Sulla base dei documenti depositati in tribunale, il "tubo magico" era operativo dal 2005. Solo il 26 agosto 2013 è stato accertato uno scarico illegale sistematico e meticoloso: a 23 miglia al largo delle coste dell'Inghilterra, mentre dalla nave fuoriuscivano fino a 4,227 litri di olio, con apparecchiature fuori bordo si ripuliva parzialmente la scia per creare una traccia di scarico legittima.

Sono state scoperte altre due pratiche illegali da parte della Caribbean Princess e da altre quattro unità (Star Princess, Grand Princess, Coral Princess e Golden Princess). Una consisteva nell'apertura di una valvola di acqua salata nel momento in cui i rifiuti di sentina erano in fase di elaborazione da parte di un separatore.
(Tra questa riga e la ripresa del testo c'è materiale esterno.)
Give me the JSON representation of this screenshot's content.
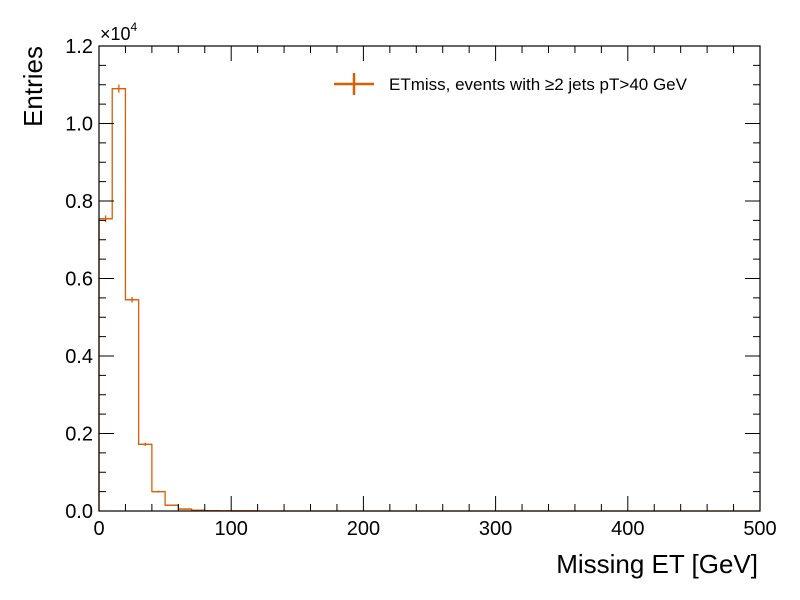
{
  "chart_data": {
    "type": "histogram",
    "title": "",
    "xlabel": "Missing ET [GeV]",
    "ylabel": "Entries",
    "xlim": [
      0,
      500
    ],
    "ylim": [
      0,
      12000
    ],
    "y_multiplier": {
      "base": "×10",
      "exponent": "4"
    },
    "x_ticks": [
      0,
      100,
      200,
      300,
      400,
      500
    ],
    "x_tick_labels": [
      "0",
      "100",
      "200",
      "300",
      "400",
      "500"
    ],
    "y_ticks": [
      0,
      2000,
      4000,
      6000,
      8000,
      10000,
      12000
    ],
    "y_tick_labels": [
      "0.0",
      "0.2",
      "0.4",
      "0.6",
      "0.8",
      "1.0",
      "1.2"
    ],
    "grid": false,
    "legend_position": "top-right",
    "color": "#d95f02",
    "series": [
      {
        "name": "ETmiss, events with ≥2 jets pT>40 GeV",
        "bin_edges": [
          0,
          10,
          20,
          30,
          40,
          50,
          60,
          70,
          80,
          90,
          100,
          110,
          120,
          130,
          140,
          150,
          160,
          170,
          180,
          190,
          200,
          210,
          220,
          230,
          240,
          250,
          260,
          270,
          280,
          290,
          300,
          310,
          320,
          330,
          340,
          350,
          360,
          370,
          380,
          390,
          400,
          410,
          420,
          430,
          440,
          450,
          460,
          470,
          480,
          490,
          500
        ],
        "counts": [
          7540,
          10900,
          5450,
          1720,
          500,
          150,
          50,
          20,
          8,
          3,
          1,
          1,
          0,
          0,
          0,
          0,
          0,
          0,
          0,
          0,
          0,
          0,
          0,
          0,
          0,
          0,
          0,
          0,
          0,
          0,
          0,
          0,
          0,
          0,
          0,
          0,
          0,
          0,
          0,
          0,
          0,
          0,
          0,
          0,
          0,
          0,
          0,
          0,
          0,
          0
        ]
      }
    ]
  }
}
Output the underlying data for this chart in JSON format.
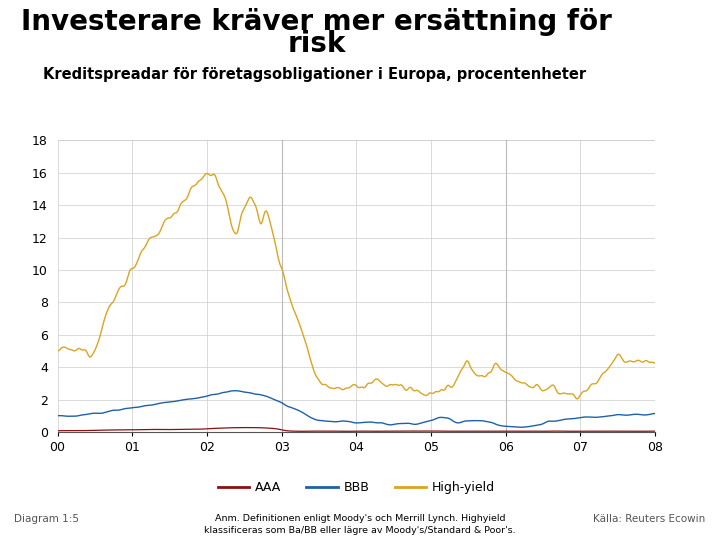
{
  "title_line1": "Investerare kräver mer ersättning för",
  "title_line2": "risk",
  "subtitle": "Kreditspreadar för företagsobligationer i Europa, procentenheter",
  "diagram_label": "Diagram 1:5",
  "source_text": "Källa: Reuters Ecowin",
  "note_text": "Anm. Definitionen enligt Moody's och Merrill Lynch. Highyield\nklassificeras som Ba/BB eller lägre av Moody's/Standard & Poor's.",
  "title_fontsize": 20,
  "subtitle_fontsize": 10.5,
  "background_color": "#ffffff",
  "plot_bg_color": "#ffffff",
  "grid_color": "#cccccc",
  "colors": {
    "AAA": "#8B1010",
    "BBB": "#2060a8",
    "High-yield": "#DAA520"
  },
  "ylim": [
    0,
    18
  ],
  "yticks": [
    0,
    2,
    4,
    6,
    8,
    10,
    12,
    14,
    16,
    18
  ],
  "xtick_labels": [
    "00",
    "01",
    "02",
    "03",
    "04",
    "05",
    "06",
    "07",
    "08"
  ],
  "legend_labels": [
    "AAA",
    "BBB",
    "High-yield"
  ],
  "footer_bar_color": "#1e3a8a",
  "logo_color": "#1e3a8a"
}
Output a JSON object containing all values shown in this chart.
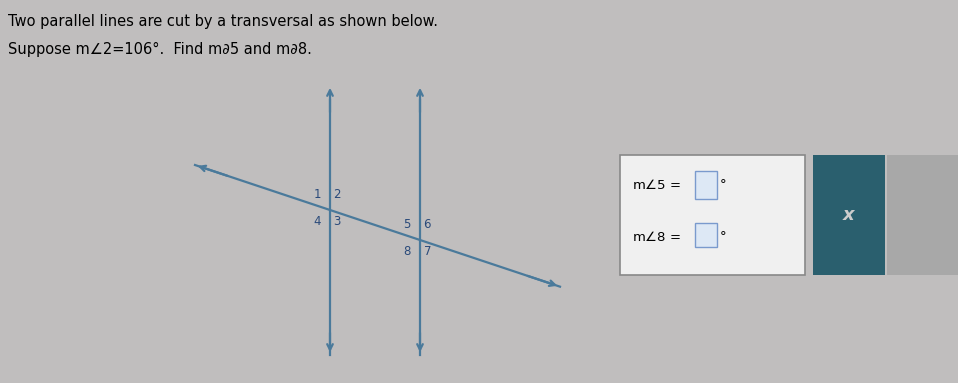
{
  "bg_color": "#c0bebe",
  "title_line1": "Two parallel lines are cut by a transversal as shown below.",
  "title_line2": "Suppose m∠2=106°.  Find m∂5 and m∂8.",
  "title_fontsize": 10.5,
  "line_color": "#4a7a9b",
  "label_color": "#2a4a7a",
  "label_fontsize": 8.5,
  "answer_fontsize": 9.5,
  "answer_box_color": "#f0f0f0",
  "answer_box_border": "#888888",
  "dark_box_color": "#2a5f6e",
  "x_label_color": "#cccccc",
  "inp_box_color": "#dde8f5",
  "inp_box_border": "#7a9acd"
}
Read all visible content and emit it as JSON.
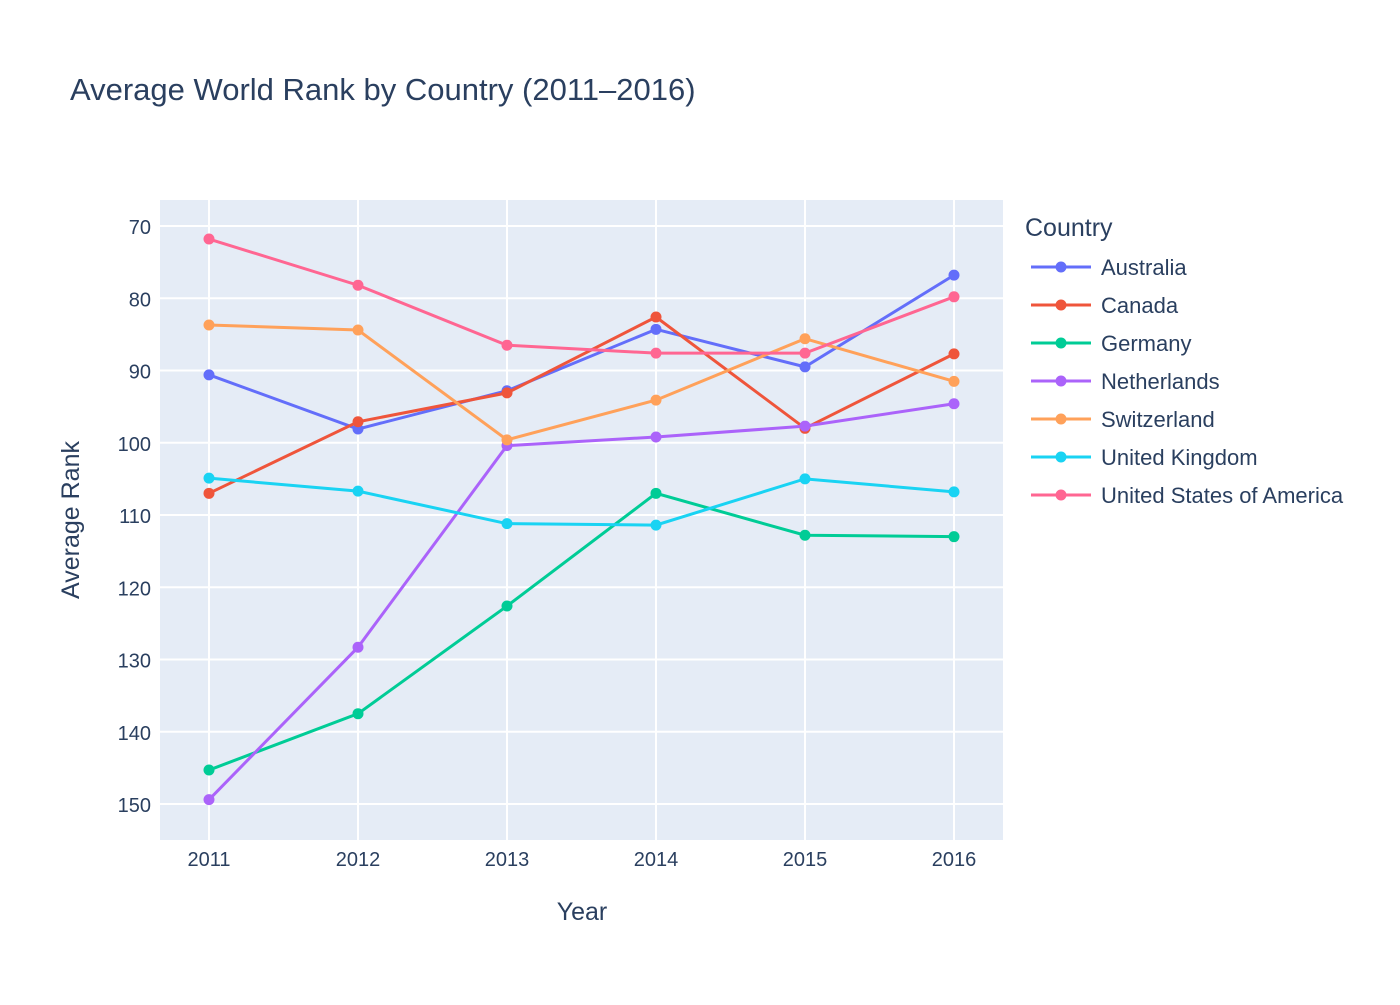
{
  "chart_data": {
    "type": "line",
    "title": "Average World Rank by Country (2011–2016)",
    "xlabel": "Year",
    "ylabel": "Average Rank",
    "x": [
      2011,
      2012,
      2013,
      2014,
      2015,
      2016
    ],
    "x_tick_labels": [
      "2011",
      "2012",
      "2013",
      "2014",
      "2015",
      "2016"
    ],
    "y_ticks": [
      70,
      80,
      90,
      100,
      110,
      120,
      130,
      140,
      150
    ],
    "y_tick_labels": [
      "70",
      "80",
      "90",
      "100",
      "110",
      "120",
      "130",
      "140",
      "150"
    ],
    "ylim": [
      155,
      66.4
    ],
    "y_reversed": true,
    "grid": true,
    "legend_title": "Country",
    "legend_position": "right",
    "series": [
      {
        "name": "Australia",
        "color": "#636efa",
        "values": [
          90.6,
          98.1,
          92.8,
          84.3,
          89.5,
          76.8
        ]
      },
      {
        "name": "Canada",
        "color": "#EF553B",
        "values": [
          107.0,
          97.1,
          93.1,
          82.6,
          98.0,
          87.7
        ]
      },
      {
        "name": "Germany",
        "color": "#00cc96",
        "values": [
          145.3,
          137.5,
          122.6,
          107.0,
          112.8,
          113.0
        ]
      },
      {
        "name": "Netherlands",
        "color": "#ab63fa",
        "values": [
          149.4,
          128.3,
          100.4,
          99.2,
          97.7,
          94.6
        ]
      },
      {
        "name": "Switzerland",
        "color": "#FFA15A",
        "values": [
          83.7,
          84.4,
          99.6,
          94.1,
          85.6,
          91.5
        ]
      },
      {
        "name": "United Kingdom",
        "color": "#19d3f3",
        "values": [
          104.9,
          106.7,
          111.2,
          111.4,
          105.0,
          106.8
        ]
      },
      {
        "name": "United States of America",
        "color": "#FF6692",
        "values": [
          71.8,
          78.2,
          86.5,
          87.6,
          87.6,
          79.8
        ]
      }
    ]
  }
}
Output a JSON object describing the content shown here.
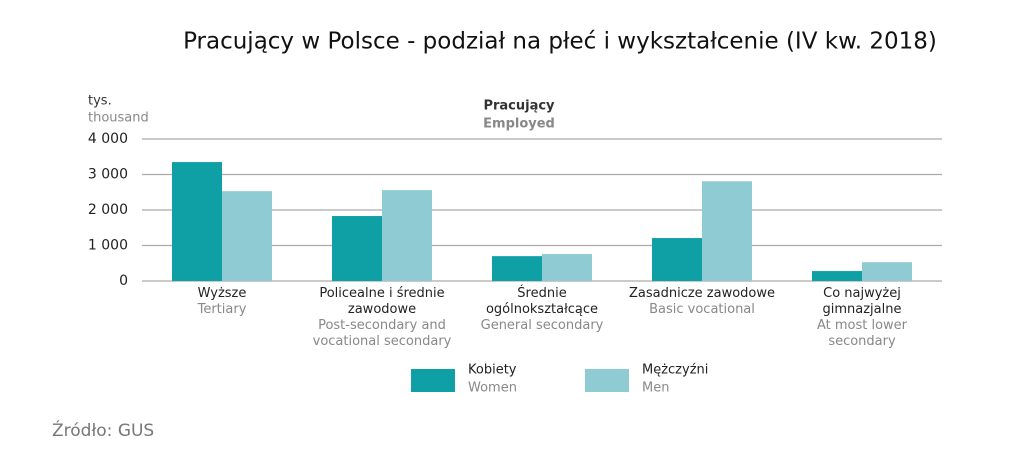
{
  "chart_data": {
    "type": "bar",
    "title": "Pracujący  w Polsce - podział na płeć i wykształcenie (IV kw. 2018)",
    "subtitle": "Pracujący",
    "subtitle_en": "Employed",
    "y_label": "tys.",
    "y_label_en": "thousand",
    "source": "Źródło: GUS",
    "categories": [
      "Wyższe",
      "Policealne i średnie zawodowe",
      "Średnie ogólnokształcące",
      "Zasadnicze zawodowe",
      "Co najwyżej gimnazjalne"
    ],
    "categories_en": [
      "Tertiary",
      "Post-secondary and vocational  secondary",
      "General secondary",
      "Basic vocational",
      "At most lower secondary"
    ],
    "series": [
      {
        "name": "Kobiety",
        "name_en": "Women",
        "color": "#0ea0a5",
        "values": [
          3350,
          1830,
          700,
          1210,
          280
        ]
      },
      {
        "name": "Mężczyźni",
        "name_en": "Men",
        "color": "#8ecbd2",
        "values": [
          2530,
          2560,
          760,
          2810,
          530
        ]
      }
    ],
    "ylim": [
      0,
      4000
    ],
    "yticks": [
      {
        "value": 0,
        "label": "0"
      },
      {
        "value": 1000,
        "label": "1 000"
      },
      {
        "value": 2000,
        "label": "2 000"
      },
      {
        "value": 3000,
        "label": "3 000"
      },
      {
        "value": 4000,
        "label": "4 000"
      }
    ],
    "grid": true
  }
}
Questa pratica è stata compiuta tra il 2012 e il 2013. La seconda ha riguardato lo scarico delle acque di sentina provenienti da serbatoi pieni di acque grigie.

«Questa compagnia conosceva pratiche migliori e avrebbe dovuto fare cose migliori», commenta il procuratore Cruden. «Speriamo – conclude – che l'esito di questo caso sia utile a tracciare un nuovo corso non solo per questa azienda ma anche per tutte le altre».

Sempre secondo le carte del tribunale, Princess Cruise ha intrapreso misure correttive in risposta alle indagini, tra cui l'aggiornamento del sistema di separazione dell'olio. Se approvata dal tribunale, dei 40 milioni della multa 10 milioni saranno destinati a progetti ambientali, 3 milioni per i risarcimenti e un milione per progetti di riqualificazione marina nelle acque del Regno Unito.